Looks like it was on floats at one time with the battery back there. It is Canadian afterall and don't all airplanes up North get floats at one time or another? :D
Good luck with her and have some real classy fun...roll down the window, slow flight it and hang an elbow out in the breeze.....it don't get any better! :D

Sat Sep 13, 2008 8:26 am


Yes, it spent its first 20 years hauling fish (on floats) from NE Manitoba and NW Ontario. The logbook from then is full of names of the lakes and rivers I used to canoe into.

I do love those roll-down side windows with the Studebaker gear.


Sat Sep 13, 2008 9:38 am

Congratulations, Dave!


Sun Sep 14, 2008 1:56 pm

I got the cowls off yesterday (always interesting in a radial) and changed the oil. Got pleasantly, happily, dirty!

So, does anybody have enough experience on a Warner 165/185 to locate the oil screen for me? Very difficult to identify, and if it's where I think it is, very difficult to remove.

Lovely details...

Last edited by Dave Hadfield on Sun Feb 11, 2018 8:11 am, edited 1 time in total.

Sun Sep 14, 2008 4:05 pm



She is a good airplane and almost bought it myself last year.
It's great that she is staying local.
I have a couple of Warner cylinders and maybe some more stuff but I doubt you need any thing at present.
have fun flying her and if you can, show up at our open house at Guelph next week ( Sept 20-21) We usually get between 20-30 a/c showing up each day.

Keep'em Flying


P.S. I have a package for Mike Potter , if you are in the Hamilton area.
If not I will sent it Purolator.

Sun Sep 14, 2008 8:13 pm

Dave: Join up with the Fairchild Club. Lots of good info and Jamie Treat has put together a CD with all the prints for most of the single engine Fairchilds, as well as the manuals. There are a number of guys in the club running radials on their birds.

Mon Sep 15, 2008 9:05 am

Great idea, I just did it. Thanks!

Should be able to fly it again this evening, now that Ike has passed through.


Fairchild 24

Mon Sep 15, 2008 9:14 am

Boy, are you gonna have fun. what a beautiful aircraft. I wish you both well & happy flying.

Tue Sep 16, 2008 8:44 am

Learning... learning...

Went to fly it last night after Ike's winds slowed down, and couldn't start it.

I thought the Intake Manifold was primed in the Warner because I saw only one primer line going forward. Turns out it's to only one cylinder. It's pretty hard to flood an intake manifold. You sure can flood one cylinder.

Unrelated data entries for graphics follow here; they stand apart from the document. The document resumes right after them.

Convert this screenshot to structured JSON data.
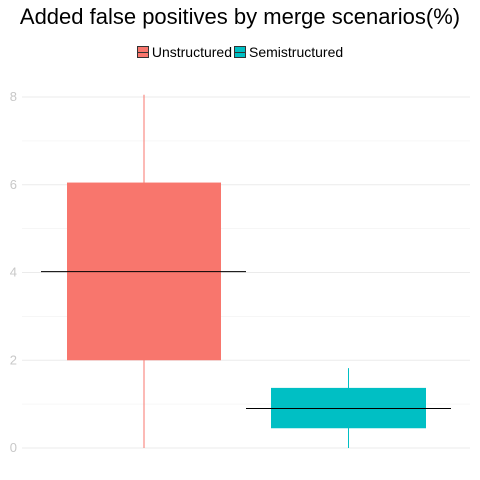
{
  "chart_data": {
    "type": "boxplot",
    "title": "Added false positives by merge scenarios(%)",
    "xlabel": "",
    "ylabel": "",
    "ylim": [
      0,
      8.2
    ],
    "yticks": [
      0,
      2,
      4,
      6,
      8
    ],
    "grid": true,
    "legend_position": "top",
    "series": [
      {
        "name": "Unstructured",
        "color": "#F8766D",
        "whisker_low": 0,
        "q1": 2.0,
        "median": 4.02,
        "q3": 6.05,
        "whisker_high": 8.05
      },
      {
        "name": "Semistructured",
        "color": "#00BFC4",
        "whisker_low": 0,
        "q1": 0.45,
        "median": 0.9,
        "q3": 1.37,
        "whisker_high": 1.82
      }
    ]
  }
}
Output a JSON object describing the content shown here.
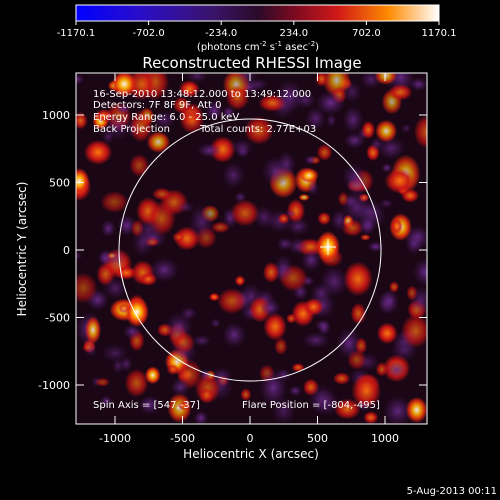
{
  "colorbar": {
    "ticks": [
      "-1170.1",
      "-702.0",
      "-234.0",
      "234.0",
      "702.0",
      "1170.1"
    ],
    "unit_main": "(photons cm",
    "unit_sup1": "-2",
    "unit_mid": " s",
    "unit_sup2": "-1",
    "unit_tail": " asec",
    "unit_sup3": "-2",
    "unit_close": ")"
  },
  "title": "Reconstructed RHESSI Image",
  "info": {
    "time_range": "16-Sep-2010 13:48:12.000 to 13:49:12.000",
    "detectors": "Detectors: 7F 8F 9F, Att 0",
    "energy": "Energy Range: 6.0 - 25.0 keV",
    "method": "Back Projection",
    "counts": "Total counts: 2.77E+03",
    "spin_axis": "Spin Axis = [547,-37]",
    "flare_position": "Flare Position = [-804,-495]"
  },
  "axes": {
    "xlabel": "Heliocentric X (arcsec)",
    "ylabel": "Heliocentric Y (arcsec)",
    "xticks": [
      "-1000",
      "-500",
      "0",
      "500",
      "1000"
    ],
    "yticks": [
      "1000",
      "500",
      "0",
      "-500",
      "-1000"
    ]
  },
  "footer": {
    "date": "5-Aug-2013 00:11"
  },
  "colors": {
    "background": "#000000",
    "colormap": [
      "#0000ff",
      "#3a1aa0",
      "#2a0a4a",
      "#5a1a6e",
      "#a01010",
      "#e03010",
      "#ff8a00",
      "#ffffff"
    ]
  }
}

And then the battery, already not quite up, was too low. Oh well, learning experience.

I noticed an old-fashioned '70s vintage starter solenoid on the firewall. Rusty-looking. Just like my old '76 Dodge. I'll start with replacing that.

So the start sequence according to the Old Guy Who Knows (not kidding -- he does) is interesting.... Fuel on, pull the prop by hand 14 blades, go back inside, prime 5 strokes (on a primer that is almost impossible to tell whether it's priming or not) pull 4 more blades, take your seat, engage the started, count 2 blades, then mags on. Before yesterday it started right up. But I'm sure I flooded it while fiddling around with the primer trying to find out whether it was working. Then I didn't recognize the issue, so didn't pull it backwards to clear it.

Try again today!

Tue Sep 16, 2008 8:54 pm

Very nice Dave. I have seen that one in the hangar a few times at Brampton. I’m sure you and Robin will have a blast touring around Ontario with it. You know who wants to shoot it :wink: Back in 99 I photographed it with a pretty little low wing homebuilt painted in the same markings. Is it still there?

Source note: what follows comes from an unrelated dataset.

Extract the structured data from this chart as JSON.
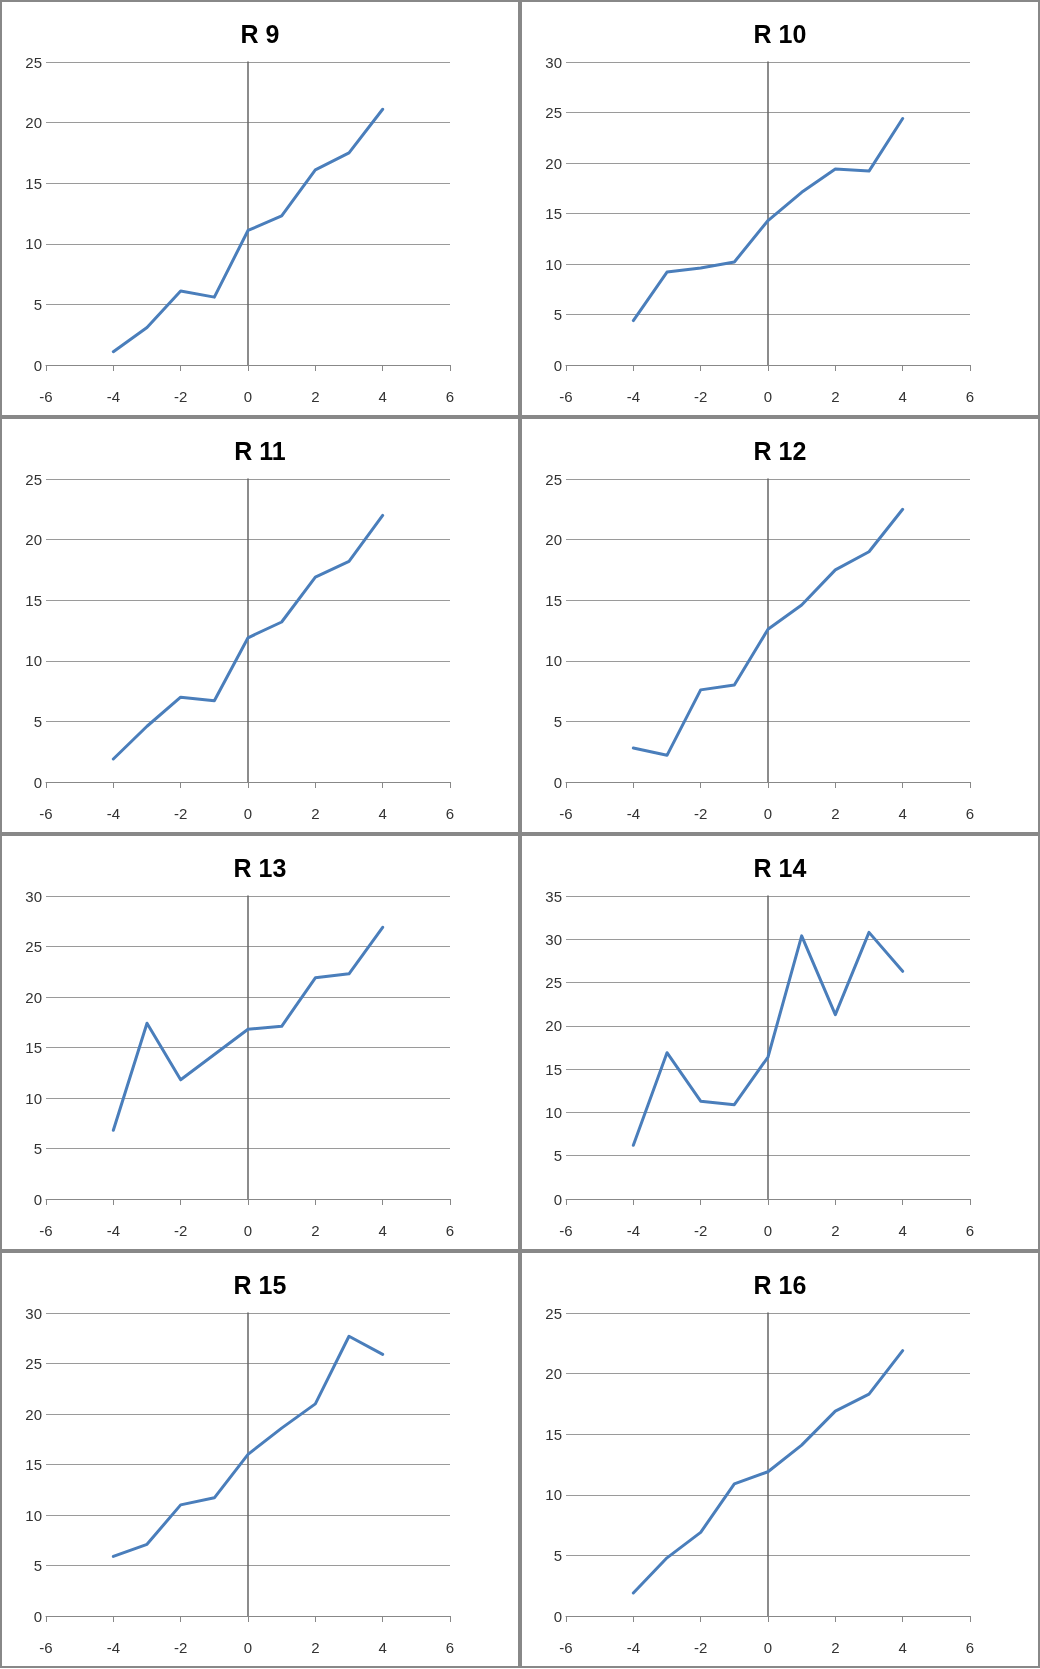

See you at Gatineau on the weekend.


Eric & Berni

Tue Sep 16, 2008 9:41 pm

Well, the learning curve was steep but we climbed it.

First came re-charging the battery. We waited. In the meantime Robin hung up her new checklist, which beat my own pitiful technical scribble to dust.


Last edited by Dave Hadfield on Sun Feb 11, 2018 8:09 am, edited 1 time in total.